İşte bu kelime-i tevhîd söyleyen kimseye, Hak teâlânın vereceği in’âm ve ihsânı Allahü teâlâdan başka kimse bilmez. Kelime-i tevhîd söyleyince, Arş-ı a’lâ titrer. Resûlullah “sallallahü aleyhi ve sellem” buyurdu ki: (Hak teâlâ hazretleri bir direk yaratmışdır. Kelime-i tevhîdden bu direk de titrer ve Arşı titretir. Arş titreyince, Hak teâlâ hazretleri Arşa, sâkin ol emrini verir ve Arşın mukabelesiyle yine o kelime-i tevhîdi söyliyen kimse afv-ı ilâhîye mazhar olur.)

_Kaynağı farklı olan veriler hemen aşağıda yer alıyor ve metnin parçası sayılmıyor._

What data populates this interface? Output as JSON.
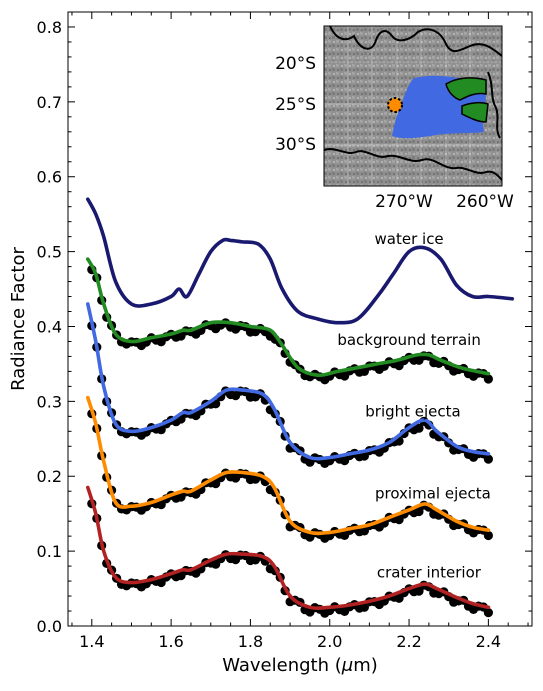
{
  "chart_data": {
    "type": "line",
    "xlabel_main": "Wavelength (",
    "xlabel_mu": "μ",
    "xlabel_unit": "m)",
    "ylabel": "Radiance Factor",
    "xlim": [
      1.34,
      2.51
    ],
    "ylim": [
      0.0,
      0.82
    ],
    "x_ticks": [
      "1.4",
      "1.6",
      "1.8",
      "2.0",
      "2.2",
      "2.4"
    ],
    "y_ticks": [
      "0.0",
      "0.1",
      "0.2",
      "0.3",
      "0.4",
      "0.5",
      "0.6",
      "0.7",
      "0.8"
    ],
    "grid": false,
    "series": [
      {
        "name": "water ice",
        "color": "#191970",
        "label_x": 2.2,
        "label_y": 0.51,
        "has_points": false,
        "x": [
          1.39,
          1.41,
          1.43,
          1.46,
          1.5,
          1.55,
          1.6,
          1.62,
          1.64,
          1.67,
          1.7,
          1.73,
          1.75,
          1.78,
          1.82,
          1.85,
          1.88,
          1.92,
          1.97,
          2.02,
          2.07,
          2.12,
          2.16,
          2.2,
          2.24,
          2.28,
          2.32,
          2.36,
          2.4,
          2.46
        ],
        "y": [
          0.57,
          0.55,
          0.52,
          0.46,
          0.43,
          0.43,
          0.44,
          0.45,
          0.44,
          0.47,
          0.5,
          0.515,
          0.515,
          0.513,
          0.51,
          0.49,
          0.45,
          0.42,
          0.41,
          0.405,
          0.41,
          0.44,
          0.47,
          0.5,
          0.505,
          0.49,
          0.455,
          0.44,
          0.44,
          0.437
        ]
      },
      {
        "name": "background terrain",
        "color": "#228b22",
        "label_x": 2.2,
        "label_y": 0.375,
        "has_points": true,
        "x": [
          1.39,
          1.41,
          1.43,
          1.46,
          1.5,
          1.55,
          1.6,
          1.63,
          1.65,
          1.7,
          1.75,
          1.8,
          1.85,
          1.88,
          1.92,
          1.97,
          2.02,
          2.07,
          2.12,
          2.17,
          2.22,
          2.25,
          2.28,
          2.33,
          2.37,
          2.4
        ],
        "y": [
          0.49,
          0.47,
          0.43,
          0.39,
          0.38,
          0.385,
          0.39,
          0.395,
          0.395,
          0.405,
          0.405,
          0.4,
          0.395,
          0.375,
          0.345,
          0.335,
          0.34,
          0.345,
          0.35,
          0.355,
          0.362,
          0.362,
          0.355,
          0.345,
          0.34,
          0.337
        ]
      },
      {
        "name": "bright ejecta",
        "color": "#4169e1",
        "label_x": 2.21,
        "label_y": 0.28,
        "has_points": true,
        "x": [
          1.39,
          1.41,
          1.43,
          1.46,
          1.5,
          1.55,
          1.6,
          1.63,
          1.65,
          1.7,
          1.74,
          1.78,
          1.83,
          1.86,
          1.9,
          1.95,
          2.0,
          2.05,
          2.1,
          2.15,
          2.2,
          2.24,
          2.27,
          2.32,
          2.36,
          2.4
        ],
        "y": [
          0.43,
          0.38,
          0.32,
          0.27,
          0.26,
          0.265,
          0.275,
          0.285,
          0.285,
          0.3,
          0.315,
          0.315,
          0.31,
          0.29,
          0.245,
          0.225,
          0.225,
          0.23,
          0.235,
          0.245,
          0.265,
          0.275,
          0.26,
          0.24,
          0.233,
          0.23
        ]
      },
      {
        "name": "proximal ejecta",
        "color": "#ff8c00",
        "label_x": 2.26,
        "label_y": 0.17,
        "has_points": true,
        "x": [
          1.39,
          1.41,
          1.43,
          1.46,
          1.5,
          1.55,
          1.6,
          1.63,
          1.65,
          1.7,
          1.74,
          1.78,
          1.83,
          1.86,
          1.9,
          1.95,
          2.0,
          2.05,
          2.1,
          2.15,
          2.2,
          2.24,
          2.27,
          2.32,
          2.36,
          2.4
        ],
        "y": [
          0.305,
          0.27,
          0.22,
          0.165,
          0.16,
          0.165,
          0.175,
          0.18,
          0.18,
          0.195,
          0.205,
          0.205,
          0.2,
          0.185,
          0.14,
          0.125,
          0.125,
          0.13,
          0.135,
          0.145,
          0.155,
          0.163,
          0.155,
          0.14,
          0.132,
          0.128
        ]
      },
      {
        "name": "crater interior",
        "color": "#b22222",
        "label_x": 2.25,
        "label_y": 0.065,
        "has_points": true,
        "x": [
          1.39,
          1.41,
          1.43,
          1.46,
          1.5,
          1.55,
          1.6,
          1.63,
          1.65,
          1.7,
          1.74,
          1.78,
          1.83,
          1.86,
          1.9,
          1.95,
          2.0,
          2.05,
          2.1,
          2.15,
          2.2,
          2.24,
          2.27,
          2.32,
          2.36,
          2.4
        ],
        "y": [
          0.185,
          0.15,
          0.1,
          0.065,
          0.058,
          0.062,
          0.07,
          0.075,
          0.075,
          0.088,
          0.096,
          0.096,
          0.093,
          0.08,
          0.04,
          0.025,
          0.025,
          0.028,
          0.033,
          0.04,
          0.05,
          0.056,
          0.05,
          0.038,
          0.03,
          0.025
        ]
      }
    ],
    "inset": {
      "lat_labels": [
        "20°S",
        "25°S",
        "30°S"
      ],
      "lon_labels": [
        "270°W",
        "260°W"
      ],
      "colors": {
        "ejecta": "#4169e1",
        "terrain": "#228b22",
        "crater": "#ff8c00",
        "outline": "#000000"
      }
    }
  }
}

Resûlullah “sallallahü aleyhi ve sellem” buyurdu ki: (Her kim cân-ü gönülden, hâlisen, muhlisen bir kerre kelime-i tevhîd söylese, Hak teâlâ hazretleri, o kimseye Cennet-i a’lâda dörtbin derece ihsân eder ve dörtbin günâhını bağışlar.) Eshâb-ı kirâm “aleyhimürrıdvân” sordular, yâ Resûlallah “sallallahü aleyhi ve sellem”! O kimsenin dörtbin günâhı olmazsa? Resûlullah “sallallahü aleyhi ve sellem” buyurdu ki, (Ehlinin, evlâdının ve akrabâ ve teallukâtının günâhlarından bağışlanır.)
89 – Kelime-i tevhîdi dilinle çok söyle! Sevâbı, bütün günâhlardan ağır gelir. Resûlullah “sallallahü aleyhi ve sellem” buyurdu ki: (Mahşer günü bir kişi gelecek, doksandokuz defteri olup, her bir defterin sathı göz gördüğü kadar genişdir. Hiç birinde iyiliği olmayıp, yalnız bir parmak kadar, o kimsenin dünyâda söylediği bir kelime-i tevhîd bulunur. O doksandokuz defter terâzînin bir kefesine ve bir kelime-i tevhîdi diğer kefesine koyarlar.